The suit alleges the band then called an emergency shareholders meeting for Mötley Crüe's main corporate entity "in order to throw Mars out of the band, to fire him as a director of the corporation, to fire him as an officer of the corporation, and to take away his shares of the corporation."

Sasha Frid, litigation counsel for Mötley Crüe, told CNN in a statement that Mars's lawsuit is "unfortunate and completely off-base," and that Mars, and the other members of Mötley Crüe, signed a 2008 agreement that "in no event shall any resigning shareholder be entitled to receive any monies attributable to live performances (i.e., tours)."

Frid's statement continued to say that after Mars publicly resigned from Mötley Crüe, "the band offered Mick a generous compensation package to honor his career with the band" despite "the fact that the band did not owe Mick anything."

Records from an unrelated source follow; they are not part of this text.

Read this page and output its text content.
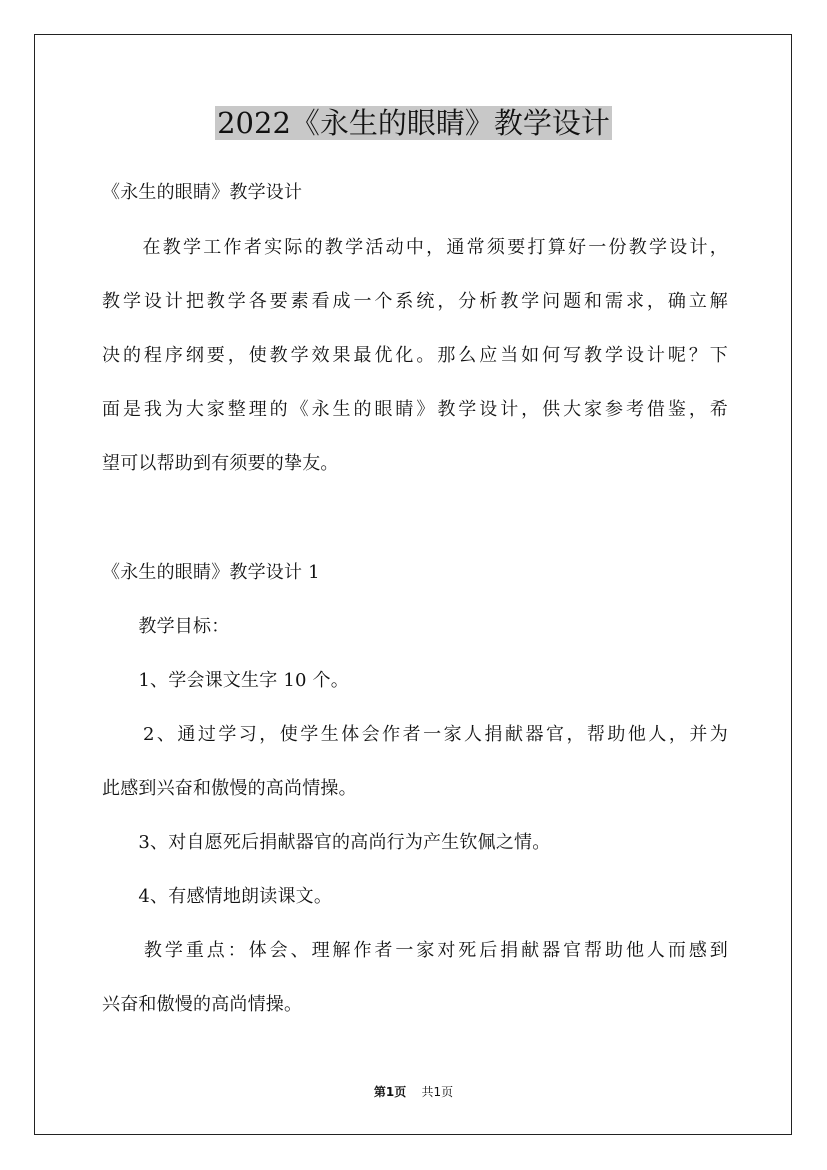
2022《永生的眼睛》教学设计
《永生的眼睛》教学设计
　　在教学工作者实际的教学活动中，通常须要打算好一份教学设计，
教学设计把教学各要素看成一个系统，分析教学问题和需求，确立解
决的程序纲要，使教学效果最优化。那么应当如何写教学设计呢？下
面是我为大家整理的《永生的眼睛》教学设计，供大家参考借鉴，希
望可以帮助到有须要的挚友。
《永生的眼睛》教学设计 1
　　教学目标：
　　1、学会课文生字 10 个。
　　2、通过学习，使学生体会作者一家人捐献器官，帮助他人，并为
此感到兴奋和傲慢的高尚情操。
　　3、对自愿死后捐献器官的高尚行为产生钦佩之情。
　　4、有感情地朗读课文。
　　教学重点：体会、理解作者一家对死后捐献器官帮助他人而感到
兴奋和傲慢的高尚情操。
第1页 共1页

The lawsuit also outlines years of frayed relationships and tumult among members of the band, including allegations that various members performed some songs to pre-recorded tracks while on tour and that bassist Nikki Sixx "gaslighted" Mars, creating a false narrative that Mars was making mistakes on tour because of cognitive dysfunction.

McPherson noted in the suit that any errors Mars may have made while on tour were due to his in-ear monitors "constantly malfunctioning, causing Mars to be unable to hear his own instrument."

"Mötley Crüe always performs its songs live but during the last tour Mick struggled to remember chords, played the wrong songs and made constant mistakes which led to his departure from the band," Frid said in the band's statement.

Mötley Crüe famously reunited in 2019 and announced a new tour after performing what was supposed to be their last show at the end of 2015.